Vi Bacurau e Joker com mais de um mês de diferença. Antes de assistir ao filme estadunidense, no entanto, já tinha passado, na internet, por algumas imagens que comparavam ambas as obras. Como tento assistir a filmes em estado mais cru possível sobre eles – não vejo trailers, resenhas, nem críticas, pois acho divertido ter o mínimo de noção sobre a obra que assisto e o máximo de surpresa lá depreendida –, não me aprofundei em entender nenhuma semelhança ou ler comentários sobre isso. Agora, após vê-los, a analogia é inevitável para quem adorou ambos.
Os dois filmes são um retrato bruto da sociedade representada, de nós, embora passem em momentos temporais diferentes de hoje, quando escrevo, e diferentes entre si. Bacurau é de um futuro não muito distante – mas ainda futuro – em uma pequena cidade nordestina com nome de pássaro, na qual nasce gente. Joker se passa na também fictícia Gotham, só que na década de 1980. O futuro não muito distante e os anos de três décadas precedentes soam, nos filmes, extremamente contemporâneos, em que pesem as novas tecnologias digitais do primeiro e os elementos visuais que remontam aos anos 80, como a qualidade da TV picotada, do segundo.

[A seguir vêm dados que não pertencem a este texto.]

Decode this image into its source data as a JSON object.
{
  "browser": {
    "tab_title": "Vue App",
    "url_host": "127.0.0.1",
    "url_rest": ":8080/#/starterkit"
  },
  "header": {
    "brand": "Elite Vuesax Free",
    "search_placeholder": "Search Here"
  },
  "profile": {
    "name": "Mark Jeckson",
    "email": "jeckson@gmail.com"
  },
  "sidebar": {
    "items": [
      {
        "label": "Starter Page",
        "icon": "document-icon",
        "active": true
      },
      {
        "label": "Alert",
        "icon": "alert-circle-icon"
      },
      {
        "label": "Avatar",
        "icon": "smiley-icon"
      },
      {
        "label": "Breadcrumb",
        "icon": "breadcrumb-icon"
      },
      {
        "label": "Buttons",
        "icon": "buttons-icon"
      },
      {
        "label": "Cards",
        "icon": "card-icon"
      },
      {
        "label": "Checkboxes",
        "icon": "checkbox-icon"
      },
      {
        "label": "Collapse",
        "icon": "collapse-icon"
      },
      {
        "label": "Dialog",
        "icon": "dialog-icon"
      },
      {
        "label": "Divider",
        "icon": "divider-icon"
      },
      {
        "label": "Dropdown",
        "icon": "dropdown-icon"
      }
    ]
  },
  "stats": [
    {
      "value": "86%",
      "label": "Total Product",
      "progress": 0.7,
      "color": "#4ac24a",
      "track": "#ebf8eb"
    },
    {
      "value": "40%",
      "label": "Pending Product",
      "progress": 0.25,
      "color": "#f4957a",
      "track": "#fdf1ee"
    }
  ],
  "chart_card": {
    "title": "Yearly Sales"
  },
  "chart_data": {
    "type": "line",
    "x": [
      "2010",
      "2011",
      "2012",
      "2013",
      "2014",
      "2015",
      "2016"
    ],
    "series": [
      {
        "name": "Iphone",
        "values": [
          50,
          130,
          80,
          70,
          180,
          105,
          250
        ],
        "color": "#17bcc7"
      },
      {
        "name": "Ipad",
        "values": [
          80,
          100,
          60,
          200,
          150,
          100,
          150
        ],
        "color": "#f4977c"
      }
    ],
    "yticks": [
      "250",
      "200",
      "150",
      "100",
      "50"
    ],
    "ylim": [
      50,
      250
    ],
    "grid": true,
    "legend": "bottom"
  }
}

A estética de Gotham e a de Bacurau também são extremamente diferentes. O que de semelhante, aliás, existiria em dois filmes passados em cenários tão distintos? Uma cidade interiorana, com pinta de vilarejo e sertão árido, e uma metrópole lotada, suja, que vive sob o caos cotidiano urbano. A resposta se dá em parte dos recados que se tira dos filmes sobre as dinâmicas sociais estabelecidas no canto de cima brasileiro e também na cidade criada para estar acima da linha do equador. Tentando não entrar muito em spoilers, os poucos moradores de Bacurau se deparam com uma tentativa de apaziguamento e segregacionismo de pessoas que representam o status quo e a população hegemônica, enquanto milhões de habitantes de Gotham, os que não fazem parte da elite que lá há, também sofrem com esse processo.

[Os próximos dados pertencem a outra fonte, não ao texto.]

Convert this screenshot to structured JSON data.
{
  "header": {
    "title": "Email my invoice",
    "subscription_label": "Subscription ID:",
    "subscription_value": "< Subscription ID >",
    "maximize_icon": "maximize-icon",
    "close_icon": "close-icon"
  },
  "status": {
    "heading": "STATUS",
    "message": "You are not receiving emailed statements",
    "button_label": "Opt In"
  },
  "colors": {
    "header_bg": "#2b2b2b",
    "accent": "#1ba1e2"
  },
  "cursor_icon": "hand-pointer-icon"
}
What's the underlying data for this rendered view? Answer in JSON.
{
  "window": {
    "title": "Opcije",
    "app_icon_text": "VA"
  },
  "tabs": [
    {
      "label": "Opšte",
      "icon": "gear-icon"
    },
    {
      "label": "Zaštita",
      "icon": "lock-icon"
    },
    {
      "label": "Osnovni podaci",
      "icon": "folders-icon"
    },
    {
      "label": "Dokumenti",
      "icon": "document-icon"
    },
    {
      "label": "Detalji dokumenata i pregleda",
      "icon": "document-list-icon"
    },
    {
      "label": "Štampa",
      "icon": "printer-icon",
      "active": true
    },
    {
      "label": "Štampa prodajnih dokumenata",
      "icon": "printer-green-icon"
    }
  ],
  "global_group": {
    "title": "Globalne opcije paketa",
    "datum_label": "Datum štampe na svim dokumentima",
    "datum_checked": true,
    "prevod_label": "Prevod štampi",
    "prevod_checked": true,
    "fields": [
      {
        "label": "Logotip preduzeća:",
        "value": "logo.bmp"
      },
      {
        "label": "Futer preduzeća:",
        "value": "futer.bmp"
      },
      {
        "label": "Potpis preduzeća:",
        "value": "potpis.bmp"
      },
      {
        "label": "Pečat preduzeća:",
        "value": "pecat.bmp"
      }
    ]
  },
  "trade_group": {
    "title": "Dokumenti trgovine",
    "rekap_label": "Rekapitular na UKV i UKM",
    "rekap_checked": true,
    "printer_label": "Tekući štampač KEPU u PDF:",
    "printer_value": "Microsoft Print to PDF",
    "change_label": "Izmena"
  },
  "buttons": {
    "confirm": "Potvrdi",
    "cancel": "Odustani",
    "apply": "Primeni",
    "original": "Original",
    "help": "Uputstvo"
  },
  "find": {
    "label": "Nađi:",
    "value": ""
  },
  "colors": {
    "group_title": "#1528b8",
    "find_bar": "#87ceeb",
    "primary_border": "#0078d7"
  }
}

Ao contrário de Bacurau, que vive e se reinventa pelo conjunto de suas personagens, em Joker, essa tentativa de marginalização é relatada especificamente com Arthur, um trabalhador renegado e sem atenção devida pelo universo incapaz de lidar e cuidar das pessoas, de suas verdades e de suas vulnerabilidades – notadamente, pelo Estado insuficiente, que chega em sua realidade unicamente pela covarde escolha da repressão, como Claudia precisamente já apontou por aqui. Em Bacurau, a covardia estatal se dá personificada em seu prefeito que trabalha contra os interesses de seus próprios eleitores.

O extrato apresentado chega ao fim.